Sometimes truth hurts. But it’s still truth. What I’ve always been able to do is express my opinion, even when it got me in trouble, and that’s what I do here as I explore the family history of, well, me.

Me outside my grandparents Long Beach, California home

If you want to know more about me, click here, but I have always been a voracious reader, a student of history, interested in how the world works, and wanting to know our place as humans in it. What is the meaning of life? Is there a meaning to life? Is there a point to the progression of human events, or, as has been said, is history just one damn thing after another? It is these “big picture” concepts that fascinate me, but also draw me to the specifics of my own evolution as a human being that compels me to investigate it. 

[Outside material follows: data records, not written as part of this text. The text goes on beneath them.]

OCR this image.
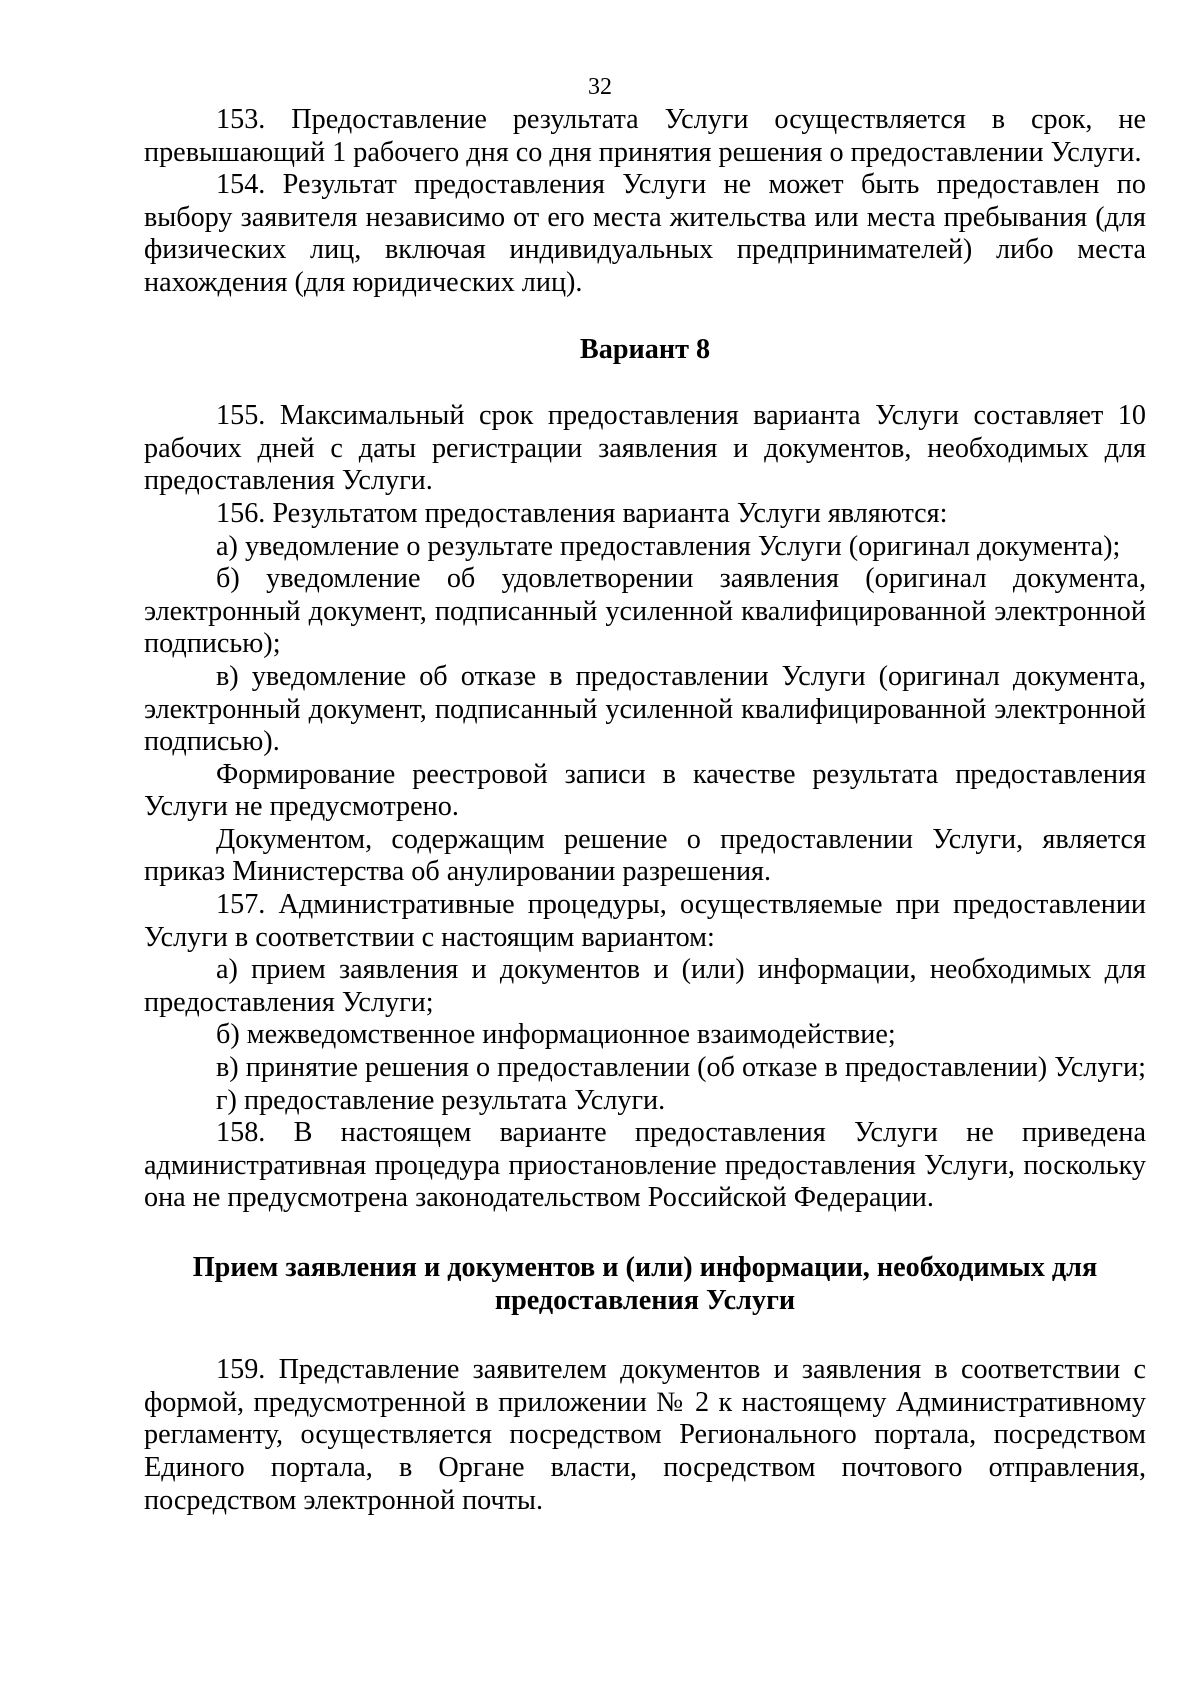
32

153. Предоставление результата Услуги осуществляется в срок, не превышающий 1 рабочего дня со дня принятия решения о предоставлении Услуги.

154. Результат предоставления Услуги не может быть предоставлен по выбору заявителя независимо от его места жительства или места пребывания (для физических лиц, включая индивидуальных предпринимателей) либо места нахождения (для юридических лиц).

Вариант 8

155. Максимальный срок предоставления варианта Услуги составляет 10 рабочих дней с даты регистрации заявления и документов, необходимых для предоставления Услуги.

156. Результатом предоставления варианта Услуги являются:

а) уведомление о результате предоставления Услуги (оригинал документа);

б) уведомление об удовлетворении заявления (оригинал документа, электронный документ, подписанный усиленной квалифицированной электронной подписью);

в) уведомление об отказе в предоставлении Услуги (оригинал документа, электронный документ, подписанный усиленной квалифицированной электронной подписью).

Формирование реестровой записи в качестве результата предоставления Услуги не предусмотрено.

Документом, содержащим решение о предоставлении Услуги, является приказ Министерства об анулировании разрешения.

157. Административные процедуры, осуществляемые при предоставлении Услуги в соответствии с настоящим вариантом:

а) прием заявления и документов и (или) информации, необходимых для предоставления Услуги;

б) межведомственное информационное взаимодействие;

в) принятие решения о предоставлении (об отказе в предоставлении) Услуги;

г) предоставление результата Услуги.

158. В настоящем варианте предоставления Услуги не приведена административная процедура приостановление предоставления Услуги, поскольку она не предусмотрена законодательством Российской Федерации.

Прием заявления и документов и (или) информации, необходимых для предоставления Услуги

159. Представление заявителем документов и заявления в соответствии с формой, предусмотренной в приложении № 2 к настоящему Административному регламенту, осуществляется посредством Регионального портала, посредством Единого портала, в Органе власти, посредством почтового отправления, посредством электронной почты.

At the same time, lately, I am also inspired to write about it by all those who feel the need to loudly proclaim their version of “facts” but demonize those who might think otherwise. You know who you are. Well, actually, you probably don’t, but just know that you will always be welcome here. Challenge me, take me on, prove that I am just another one of those radical, left-wing California whacko snowflakes beholden to the mainstream media, the Clintons, the Obamas, George Soros or any combination thereof.   

And so, The World According to Greg is a blend of genealogy, history, current events, politics, religion, education, and, well, you name it. And trains. There’ll probably be a lot about trains.

There are several parts to this project. First, there is the raw data — who is related to who, laid out in a tree or some other form, the emergence of DNA as a common tool, and the methods used in researching those connections. That can be exciting as one discovers connections or relationships never seen before. 

Second, there is the what happened when. Even more exciting — or touching, or gripping, or sad, perhaps — are the stories and things that bring us together as a family, that try to explain the meaning of our lives, or, are just plain funny. Or touching. Or gripping. Or sad.  The stories here are in no particular order, and as you will see, reading these stories and looking through photos, documents, and family trees, the story to date is expansive. It encompasses Hiles and Penroses, Bousmans and Korhonens. Add in my wife’s family, and you have Baughs and Bensons, Huffines and Dudymotts, not to mention all the other branches extending out on both sides.  Our family tree includes three American presidents, another major-party presidential candidate, a U.S. senator, some prominent scientists and doctors, business tycoons, and a family that extends back to the colonial era well before the American Revolution. It also includes our share of scoundrels, philanderers, neer-do-wells, a domestic terrorist, and possibly even a murderer or two.